Of course this isn't the only reason why I think that Elementary is a feminist show: there is Ms Hudson, a transgender character played by a transgender actress (Candis Cayne), who is treated with respect and not subjected to sexual violence, which is a rare occurrence when it comes to portrayals of transgender characters in mainstream media. However, perhaps the best example to support my argument here would be Joan Watson.

Lucy Liu as Joan Watson in Elementary
Some critics expressed certain misgivings about the fact that an actress was cast in the role of Watson rather than going for the traditional choice of a male lead, but I have already talked about this in a previous post. Suffice to say, none of their worries came true. Elementary did not take Holmes and Watson's friendship for granted, it built it from the ground up. Their relationship is one based on trust and respect, and the show goes to great lengths to make sure the audience sees how that trust and respect is gained. Joan was shown as an equal to Sherlock rather than just his sounding board: she listens to him and learns from him, but he also learns from her.

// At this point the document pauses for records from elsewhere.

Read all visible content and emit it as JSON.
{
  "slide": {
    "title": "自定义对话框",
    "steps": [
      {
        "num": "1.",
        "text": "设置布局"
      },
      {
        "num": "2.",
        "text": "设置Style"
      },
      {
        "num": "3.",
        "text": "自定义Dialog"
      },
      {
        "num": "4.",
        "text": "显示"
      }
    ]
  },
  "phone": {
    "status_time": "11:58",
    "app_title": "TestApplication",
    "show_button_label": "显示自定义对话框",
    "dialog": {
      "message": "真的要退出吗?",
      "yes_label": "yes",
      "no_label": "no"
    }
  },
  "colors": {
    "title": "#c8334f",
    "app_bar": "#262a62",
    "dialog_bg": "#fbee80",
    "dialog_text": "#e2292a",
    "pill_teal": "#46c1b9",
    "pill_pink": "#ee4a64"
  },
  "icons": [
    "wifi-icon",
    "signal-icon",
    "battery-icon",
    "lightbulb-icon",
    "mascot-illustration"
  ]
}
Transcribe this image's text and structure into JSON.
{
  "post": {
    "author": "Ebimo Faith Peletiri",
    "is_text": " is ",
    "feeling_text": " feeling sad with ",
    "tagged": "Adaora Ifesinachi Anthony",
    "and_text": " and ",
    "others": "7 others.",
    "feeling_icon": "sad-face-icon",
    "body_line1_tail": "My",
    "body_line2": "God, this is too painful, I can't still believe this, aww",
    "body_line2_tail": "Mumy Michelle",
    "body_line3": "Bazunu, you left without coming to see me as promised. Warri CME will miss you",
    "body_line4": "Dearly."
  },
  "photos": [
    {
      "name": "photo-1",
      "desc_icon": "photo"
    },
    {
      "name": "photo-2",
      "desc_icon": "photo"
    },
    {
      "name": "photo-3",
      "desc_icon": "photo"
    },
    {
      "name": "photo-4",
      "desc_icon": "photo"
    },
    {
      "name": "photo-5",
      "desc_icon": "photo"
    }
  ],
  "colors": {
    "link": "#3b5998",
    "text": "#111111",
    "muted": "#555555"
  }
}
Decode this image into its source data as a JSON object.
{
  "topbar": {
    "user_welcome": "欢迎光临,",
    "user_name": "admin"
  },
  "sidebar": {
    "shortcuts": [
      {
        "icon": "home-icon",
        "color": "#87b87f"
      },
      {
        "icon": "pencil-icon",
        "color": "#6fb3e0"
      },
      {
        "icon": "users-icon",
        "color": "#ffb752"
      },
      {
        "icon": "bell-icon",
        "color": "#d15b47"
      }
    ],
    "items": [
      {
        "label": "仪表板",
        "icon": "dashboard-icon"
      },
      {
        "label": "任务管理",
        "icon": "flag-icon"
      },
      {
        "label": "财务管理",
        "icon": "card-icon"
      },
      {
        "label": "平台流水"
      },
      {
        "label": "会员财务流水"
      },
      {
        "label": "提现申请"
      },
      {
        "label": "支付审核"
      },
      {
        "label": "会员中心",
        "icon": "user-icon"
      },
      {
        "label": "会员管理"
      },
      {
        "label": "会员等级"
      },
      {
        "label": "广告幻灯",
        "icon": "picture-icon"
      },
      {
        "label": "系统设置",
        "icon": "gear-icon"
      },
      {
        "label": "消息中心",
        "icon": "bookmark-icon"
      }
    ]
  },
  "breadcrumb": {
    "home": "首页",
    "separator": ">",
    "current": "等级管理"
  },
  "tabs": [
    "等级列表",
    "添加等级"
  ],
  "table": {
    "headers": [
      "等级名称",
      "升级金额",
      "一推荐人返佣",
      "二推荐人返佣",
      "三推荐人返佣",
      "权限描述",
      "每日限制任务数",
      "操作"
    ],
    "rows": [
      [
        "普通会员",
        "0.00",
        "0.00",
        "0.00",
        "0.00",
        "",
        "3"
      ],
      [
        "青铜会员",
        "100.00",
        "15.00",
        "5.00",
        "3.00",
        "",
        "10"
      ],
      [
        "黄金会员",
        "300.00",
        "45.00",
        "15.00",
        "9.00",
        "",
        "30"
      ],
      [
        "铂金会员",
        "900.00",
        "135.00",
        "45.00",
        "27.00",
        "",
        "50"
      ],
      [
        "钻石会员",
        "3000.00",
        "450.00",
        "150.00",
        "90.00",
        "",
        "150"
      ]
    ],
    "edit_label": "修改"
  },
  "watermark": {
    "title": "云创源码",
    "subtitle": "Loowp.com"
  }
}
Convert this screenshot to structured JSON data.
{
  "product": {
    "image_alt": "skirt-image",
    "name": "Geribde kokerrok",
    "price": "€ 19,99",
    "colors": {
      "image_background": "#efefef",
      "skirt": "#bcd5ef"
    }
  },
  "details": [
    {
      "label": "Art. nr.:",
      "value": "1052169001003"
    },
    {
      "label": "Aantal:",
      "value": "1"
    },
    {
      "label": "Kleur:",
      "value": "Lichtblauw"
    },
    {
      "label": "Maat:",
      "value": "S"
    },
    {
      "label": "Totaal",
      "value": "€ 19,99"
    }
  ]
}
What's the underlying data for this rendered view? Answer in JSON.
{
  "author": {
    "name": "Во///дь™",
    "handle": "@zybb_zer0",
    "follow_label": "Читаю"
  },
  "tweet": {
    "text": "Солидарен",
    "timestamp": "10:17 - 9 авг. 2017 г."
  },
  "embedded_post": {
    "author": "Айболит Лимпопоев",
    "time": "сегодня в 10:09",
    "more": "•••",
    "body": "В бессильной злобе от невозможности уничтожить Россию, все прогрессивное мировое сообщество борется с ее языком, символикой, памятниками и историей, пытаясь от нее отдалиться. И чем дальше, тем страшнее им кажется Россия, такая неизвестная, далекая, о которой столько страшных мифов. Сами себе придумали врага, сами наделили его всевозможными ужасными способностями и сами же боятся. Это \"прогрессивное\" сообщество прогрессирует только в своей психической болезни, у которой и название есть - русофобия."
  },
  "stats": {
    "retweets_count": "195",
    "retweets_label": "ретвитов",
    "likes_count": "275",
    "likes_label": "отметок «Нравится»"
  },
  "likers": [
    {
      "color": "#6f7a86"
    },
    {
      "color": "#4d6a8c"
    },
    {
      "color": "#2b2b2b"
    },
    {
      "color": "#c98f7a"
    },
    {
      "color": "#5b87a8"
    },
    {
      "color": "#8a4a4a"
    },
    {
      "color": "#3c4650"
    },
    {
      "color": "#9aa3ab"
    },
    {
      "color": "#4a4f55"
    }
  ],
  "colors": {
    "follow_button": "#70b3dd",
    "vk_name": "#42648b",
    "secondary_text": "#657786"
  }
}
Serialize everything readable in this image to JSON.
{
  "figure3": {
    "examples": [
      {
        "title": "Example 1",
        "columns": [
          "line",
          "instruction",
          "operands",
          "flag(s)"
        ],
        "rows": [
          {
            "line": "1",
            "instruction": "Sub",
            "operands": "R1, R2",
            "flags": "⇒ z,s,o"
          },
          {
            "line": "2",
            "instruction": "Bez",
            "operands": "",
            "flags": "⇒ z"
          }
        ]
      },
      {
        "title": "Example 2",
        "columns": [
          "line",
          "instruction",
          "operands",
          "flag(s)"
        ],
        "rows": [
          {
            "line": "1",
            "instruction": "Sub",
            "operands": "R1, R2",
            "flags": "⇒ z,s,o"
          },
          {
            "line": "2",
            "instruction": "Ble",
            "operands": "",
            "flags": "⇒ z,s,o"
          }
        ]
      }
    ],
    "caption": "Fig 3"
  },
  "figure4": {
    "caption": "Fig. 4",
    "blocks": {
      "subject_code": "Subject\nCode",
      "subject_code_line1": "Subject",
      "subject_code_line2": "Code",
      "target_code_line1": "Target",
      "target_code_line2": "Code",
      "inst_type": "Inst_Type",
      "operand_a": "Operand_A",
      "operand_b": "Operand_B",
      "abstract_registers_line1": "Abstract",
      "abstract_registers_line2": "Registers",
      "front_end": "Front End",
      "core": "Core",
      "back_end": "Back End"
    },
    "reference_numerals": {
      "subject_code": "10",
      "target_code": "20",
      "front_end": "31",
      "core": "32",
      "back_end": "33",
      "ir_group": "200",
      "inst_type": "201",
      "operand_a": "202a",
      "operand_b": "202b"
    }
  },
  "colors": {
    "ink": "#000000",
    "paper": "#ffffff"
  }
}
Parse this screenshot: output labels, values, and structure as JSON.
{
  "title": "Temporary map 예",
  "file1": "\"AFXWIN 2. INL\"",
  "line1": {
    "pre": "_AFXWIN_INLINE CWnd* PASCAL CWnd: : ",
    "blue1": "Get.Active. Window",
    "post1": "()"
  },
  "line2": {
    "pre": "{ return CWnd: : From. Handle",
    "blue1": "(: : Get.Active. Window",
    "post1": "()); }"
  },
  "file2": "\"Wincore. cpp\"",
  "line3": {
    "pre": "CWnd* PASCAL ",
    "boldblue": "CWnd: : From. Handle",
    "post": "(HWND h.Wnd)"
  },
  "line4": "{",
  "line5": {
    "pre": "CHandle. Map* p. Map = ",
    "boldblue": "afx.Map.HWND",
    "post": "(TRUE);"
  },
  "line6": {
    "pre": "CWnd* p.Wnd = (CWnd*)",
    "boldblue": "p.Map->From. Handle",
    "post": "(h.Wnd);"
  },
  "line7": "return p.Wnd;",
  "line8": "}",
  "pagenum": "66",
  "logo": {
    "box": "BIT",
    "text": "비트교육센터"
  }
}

One of my main complaints about Sherlock is the fact that Watson is not someone who is independent to Holmes: he is second fiddle, an accessory, someone intelligent enough for Holmes to bounce his ideas off, only this and nothing more. He sometimes makes a heroic effort of biting back, but there is never the sense of an equal footing. He is always running to catch up. Joan Watson starts out as an employee with her own hopes, ambitions and demons, and she turns from an employee into a partner and a friend, a detective and a heroine. She is shown to be intelligent, hard-working, caring and entirely independent: she bludgeons criminals and breaks into cars, and she solves cases on her own. She helps Sherlock be a better person, as he himself tells her. Watson is not afraid to call anyone out on their nonsense, least of all Sherlock. When he suggest that she is in a bad mood because she's on her period and saying that he's worked out her schedule, she comments: "Couching it as a scientific observation totally negates the misogyny."

There's a reason the second part of the Elementary finale is called Heroine. It's not just Sherlock, it is also Watson who wins in the end, and her victory is not just over Moriarty, but also over misogyny. In a scene, Moriarty and Watson meet in a crowed restaurant, and Moriarty says this: "As far as I can determine, you're a sort of... mascot. You were his sober companion, a professional angel to perch on his shoulder, fend off his many demons, but now... now I don't know what you are. Do you want to sleep with him?" To this, Watson replies with: "I thought you told him that you were just like him. That you saw the same things that he did." Moriarty succumbs to internalised misogyny and she underestimates Joan Watson just as some of the previously mentioned critics of the show underestimated Joan Watson, and Moriarty fails because of that.

Elementary punishes misogynists and rewards those who fight misogyny, and in this current media climate of racism and sexism, where characters are whitewashed (spoilers for Star Trek: Into Darkness at the link) and female characters perpetually get naked for the enjoyment of the audience and nothing more, seeing someone like Joan Watson and Ms Hudson is a refreshing and welcome change, and I for one eagerly await the second season of Elementary.